4. Step-by-Step: How Eviction Actually Happens

Let’s simulate a node with 8 GB memory.

Step 1 – Pods are scheduled

Pod		QoS Class		Request		Limit		Actual Usage
db		Guaranteed		4 GB		4 GB		3.8 GB
api		Burstable		2 GB		6 GB		5.5 GB
log		BestEffort		none		none		1 GB

Total request = 6 GB (well under 8 GB). Total actual usage = 10.3 GB – node is overcommitted!

Step 2 – Memory pressure detected

Kubelet monitors memory usage. When available memory falls below a threshold (e.g., 100 MiB), eviction begins.

Step 3 – Eviction order (strict per class)

  • BestEffortlog pod gets evicted first.
  • If memory is still low, the kubelet looks at Burstable pods and evicts the one with the highest usage/request ratio. Here, api (5.5 GB / 2 GB = 275%) goes next.
  • Guaranteed pods are almost never evicted due to node pressure – only if they exceed their own limit (OOM) or if system processes need memory.

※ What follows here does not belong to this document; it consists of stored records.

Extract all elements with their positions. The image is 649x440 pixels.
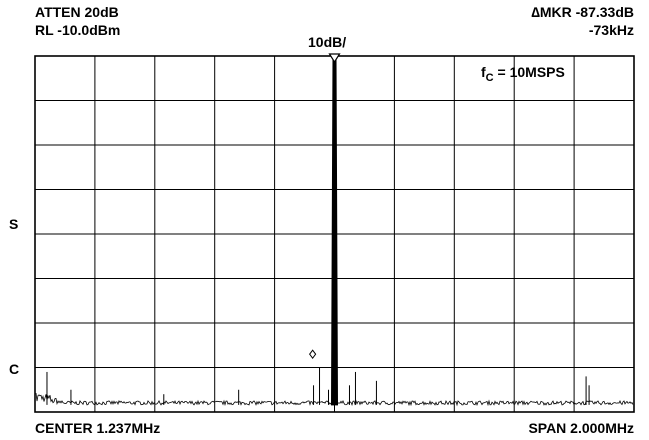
marker-readout: ∆MKR -87.33dB (531, 4, 634, 20)
side-label-c: C (9, 361, 20, 377)
delta-symbol: ∆ (531, 4, 540, 20)
scale-label: 10dB/ (308, 34, 347, 50)
delta-marker-icon (309, 349, 317, 359)
side-label-s: S (9, 216, 19, 232)
carrier-peak (330, 55, 339, 406)
atten-label: ATTEN 20dB (35, 4, 119, 20)
ref-level-label: RL -10.0dBm (35, 22, 121, 38)
center-freq-label: CENTER 1.237MHz (35, 420, 161, 436)
marker-delta-label: MKR -87.33dB (539, 4, 634, 20)
reference-marker-icon (328, 53, 341, 64)
marker-freq-label: -73kHz (588, 22, 634, 38)
fc-subscript: C (485, 71, 494, 84)
span-label: SPAN 2.000MHz (528, 420, 634, 436)
fc-prefix: f (481, 64, 486, 80)
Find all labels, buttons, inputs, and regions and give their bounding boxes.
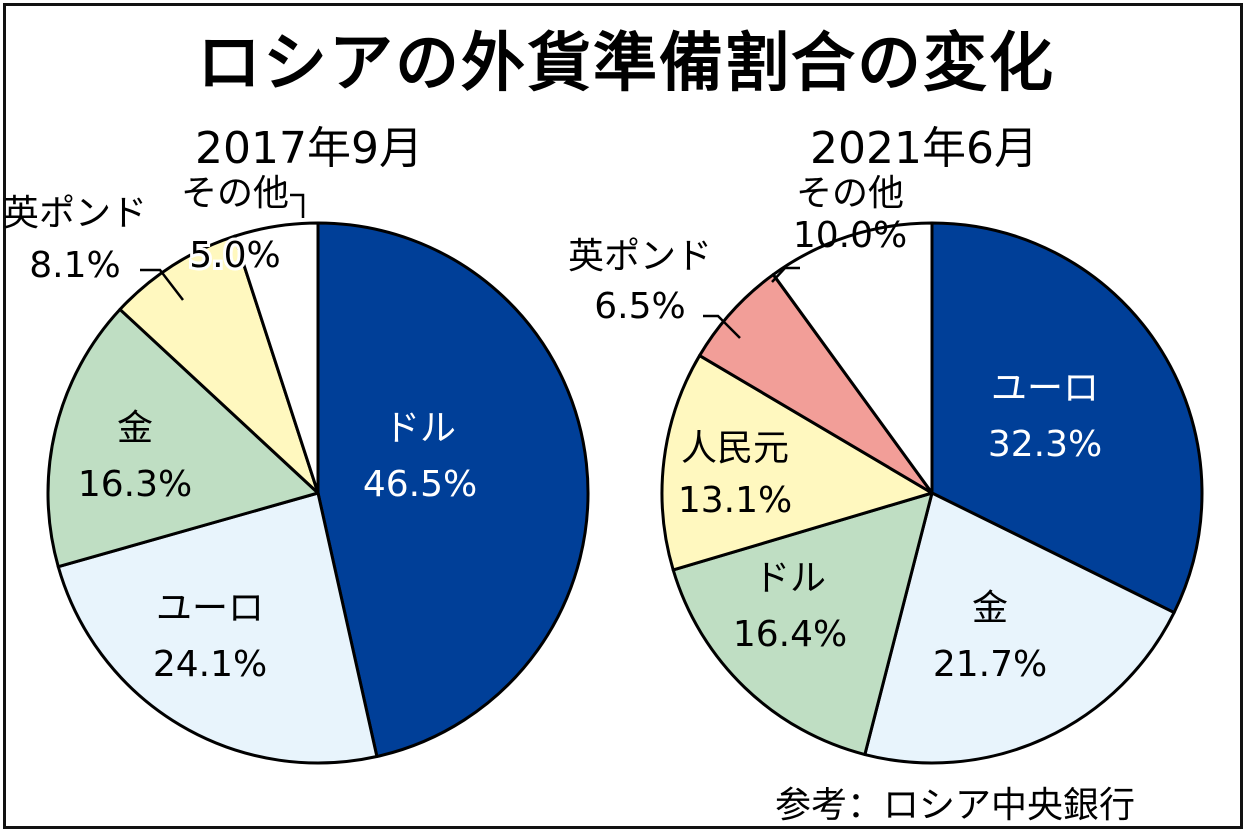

Step 4 – Pod is terminated

The pod receives a SIGTERM, then after a grace period (default 30s), SIGKILL. Its resources are freed.

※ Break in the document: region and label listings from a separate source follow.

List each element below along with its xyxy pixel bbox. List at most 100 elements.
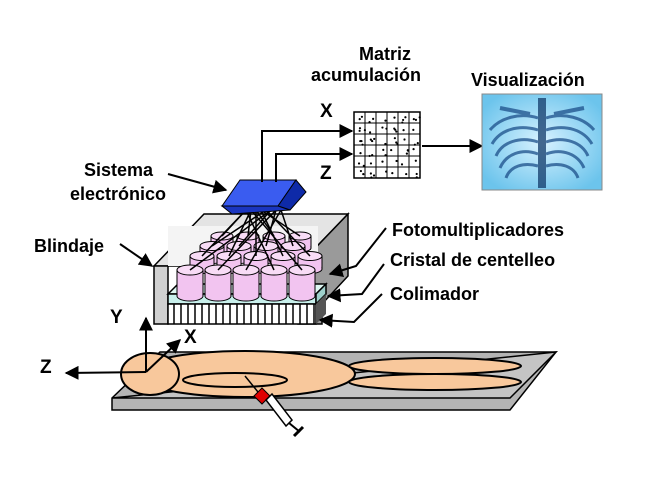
matrix-count-dot — [359, 169, 363, 173]
patient-axis-x-label: X — [184, 327, 197, 348]
pmt-wire — [265, 209, 311, 257]
pmt-wire — [250, 209, 303, 271]
pmt-wire — [260, 209, 284, 257]
patient-axes — [64, 316, 182, 380]
matrix-count-dot — [395, 141, 398, 144]
matrix-count-dot — [405, 172, 408, 176]
matrix-count-dot — [371, 154, 374, 157]
matrix-count-dot — [401, 121, 404, 124]
matrix-count-dot — [358, 127, 362, 130]
matrix-count-dot — [403, 138, 406, 141]
visualization-label: Visualización — [471, 70, 585, 90]
matrix-count-dot — [415, 172, 418, 176]
collimator-label: Colimador — [390, 284, 480, 304]
matrix-count-dot — [381, 160, 384, 163]
matrix-count-dot — [394, 128, 397, 131]
matrix-count-dot — [360, 115, 364, 118]
matrix-count-dot — [368, 121, 371, 124]
matrix-count-dot — [368, 154, 371, 158]
photomultiplier-tubes — [176, 231, 323, 302]
pmt-tube — [232, 264, 260, 302]
accumulation-matrix — [353, 111, 421, 179]
pmt-wire — [245, 209, 282, 271]
matrix-count-dot — [400, 163, 404, 166]
matrix-count-dot — [395, 159, 398, 163]
shielding-label: Blindaje — [34, 236, 105, 256]
patient-body — [120, 350, 522, 398]
matrix-count-dot — [414, 159, 417, 162]
matrix-count-dot — [393, 137, 396, 140]
matrix-count-dot — [405, 152, 408, 155]
matrix-count-dot — [393, 116, 396, 119]
matrix-count-dot — [381, 126, 384, 129]
pmt-wires — [189, 209, 311, 271]
matrix-count-dot — [360, 139, 363, 143]
matrix-count-dot — [384, 154, 387, 157]
matrix-count-dot — [369, 172, 372, 175]
pmt-wire — [201, 209, 247, 257]
pmt-tube — [204, 264, 232, 302]
pmt-wire — [245, 209, 275, 271]
pmt-tube — [288, 264, 316, 302]
matrix-count-dot — [368, 131, 372, 134]
matrix-count-dot — [385, 127, 388, 130]
electronics-label-line1: Sistema — [84, 160, 154, 180]
matrix-count-dot — [395, 130, 398, 133]
matrix-count-dot — [357, 162, 361, 165]
matrix-count-dot — [402, 118, 405, 122]
matrix-count-dot — [412, 128, 415, 131]
matrix-count-dot — [359, 152, 362, 155]
pmt-tube — [260, 264, 288, 302]
matrix-count-dot — [413, 143, 416, 146]
matrix-label-line2: acumulación — [311, 65, 422, 85]
matrix-count-dot — [382, 148, 385, 151]
matrix-count-dot — [414, 118, 418, 121]
pmt-wire — [247, 209, 252, 237]
matrix-count-dot — [369, 138, 372, 141]
electronics-label-line2: electrónico — [70, 184, 167, 204]
matrix-count-dot — [370, 176, 373, 179]
collimator — [167, 294, 326, 325]
matrix-count-dot — [416, 142, 419, 145]
matrix-count-dot — [415, 176, 418, 179]
matrix-count-dot — [362, 173, 365, 176]
matrix-count-dot — [358, 129, 361, 132]
pmt-tube — [176, 264, 204, 302]
matrix-axis-x-label: X — [320, 101, 333, 122]
patient-axis-z-label: Z — [40, 357, 52, 378]
patient-axis-y-label: Y — [110, 307, 123, 328]
electronics-box — [220, 179, 307, 215]
matrix-count-dot — [372, 174, 376, 177]
matrix-count-dot — [369, 162, 373, 165]
pmt-wire — [217, 209, 277, 271]
matrix-count-dot — [418, 116, 421, 119]
matrix-count-dot — [404, 116, 407, 119]
matrix-count-dot — [385, 170, 388, 173]
matrix-count-dot — [361, 143, 364, 146]
matrix-count-dot — [406, 149, 409, 152]
matrix-count-dot — [362, 164, 365, 168]
photomultipliers-label: Fotomultiplicadores — [392, 220, 565, 240]
matrix-count-dot — [363, 129, 366, 132]
crystal-label: Cristal de centelleo — [390, 250, 556, 270]
signal-lines — [261, 124, 484, 182]
pmt-wire — [189, 209, 272, 271]
matrix-count-dot — [390, 148, 393, 152]
matrix-count-dot — [391, 172, 394, 175]
matrix-count-dot — [384, 119, 387, 122]
visualization-image — [481, 93, 603, 191]
matrix-count-dot — [373, 137, 376, 141]
matrix-count-dot — [402, 129, 405, 132]
matrix-count-dot — [412, 148, 415, 151]
matrix-count-dot — [412, 118, 415, 121]
label-pointers — [119, 173, 387, 328]
matrix-axis-z-label: Z — [320, 163, 332, 184]
matrix-count-dot — [396, 142, 399, 146]
matrix-label-line1: Matriz — [359, 44, 412, 64]
matrix-count-dot — [384, 142, 387, 146]
pmt-wire — [280, 209, 294, 247]
matrix-count-dot — [358, 118, 361, 121]
matrix-count-dot — [372, 117, 375, 120]
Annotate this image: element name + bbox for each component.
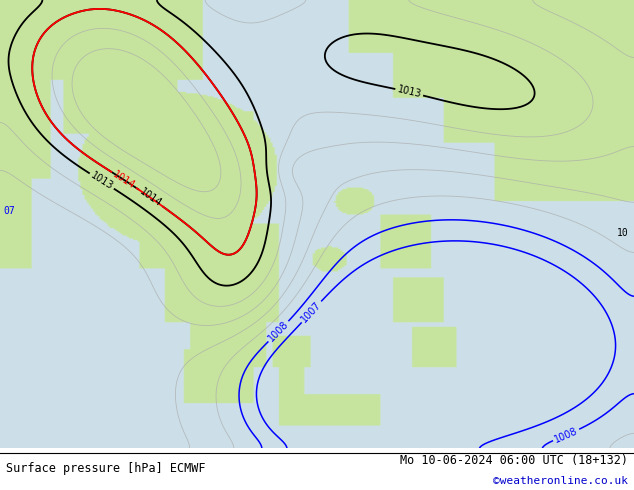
Text: Surface pressure [hPa] ECMWF: Surface pressure [hPa] ECMWF: [6, 462, 206, 475]
Text: 1014: 1014: [111, 169, 137, 191]
Text: 1008: 1008: [553, 425, 579, 444]
Text: 1013: 1013: [396, 84, 422, 100]
Text: Mo 10-06-2024 06:00 UTC (18+132): Mo 10-06-2024 06:00 UTC (18+132): [399, 454, 628, 467]
Text: 1013: 1013: [89, 171, 115, 192]
Text: 1014: 1014: [138, 187, 164, 209]
Text: 1007: 1007: [299, 299, 323, 324]
Text: 1008: 1008: [266, 319, 290, 343]
Text: ©weatheronline.co.uk: ©weatheronline.co.uk: [493, 476, 628, 486]
Text: 10: 10: [617, 228, 629, 238]
Text: 07: 07: [3, 206, 15, 216]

5. OOM Killer vs. Kubelet Eviction – A Common Confusion

Mechanism			Who triggers			Target					When
Kubelet eviction	Kubelet					Whole pods based on QoS	Before memory is completely exhausted
OOM Killer			Linux kernel			Individual containers	When a container exceeds its memory limit

🚨 Important: Even a Guaranteed pod can be OOM-killed if it uses more than its own limit. QoS only protects against node‑level memory pressure.

6. SRE Best Practices (How to Not Get Your Pods Killed)

✅ For critical workloads (databases, control planes)

  • Set requests = limits for both memory and CPU → Guaranteed class.
  • Always leave some headroom: don't set memory.limit too close to node capacity.

⚠️ For burstable workloads (APIs, batch jobs)

  • Set a reasonable request (baseline usage) and a higher limit (max burst).
  • Monitor the usage/request ratio – if it's constantly >80%, increase the request.

❌ Never run production workloads as BestEffort

  • No requests/limits means your pod can be killed at any moment.
  • Also, BestEffort pods are first to be throttled on CPU.

🔧 Use kubectl describe pod to check QoS

$ kubectl describe pod my-pod
...
QoS Class: Burstable

7. Real-World Example: The Traffic Spike That Killed the Wrong Pod

A fintech company ran a payment gateway as Burstable (request 1GB, limit 4GB) and a logging sidecar as BestEffort. During a Black Friday spike, memory ran low. Kubernetes evicted the BestEffort logger first – fine. But memory was still low, so it evicted the Burstable payment gateway – disaster.

Fix: Move the payment gateway to Guaranteed (request=limit=4GB) and give the logger a small BestEffort is fine (it can be restarted).

8. Summary Table – Who Dies First?

QoS Class			Eviction Order					Protection Level
BestEffort			1st								None
Burstable			2nd (by highest usage/request)	Medium
Guaranteed			3rd (practically never)			High

9. Final Word

Kubernetes QoS is not just a theoretical concept – it directly determines which pod disappears when things go wrong. By understanding and correctly setting resource requests and limits, you can ensure that your critical applications survive memory pressure, while non‑essential workloads are sacrificed first.

Remember:
📌 requests = reservation
📌 limits = maximum allowed
📌 QoS class = automatic, but you control it through those values.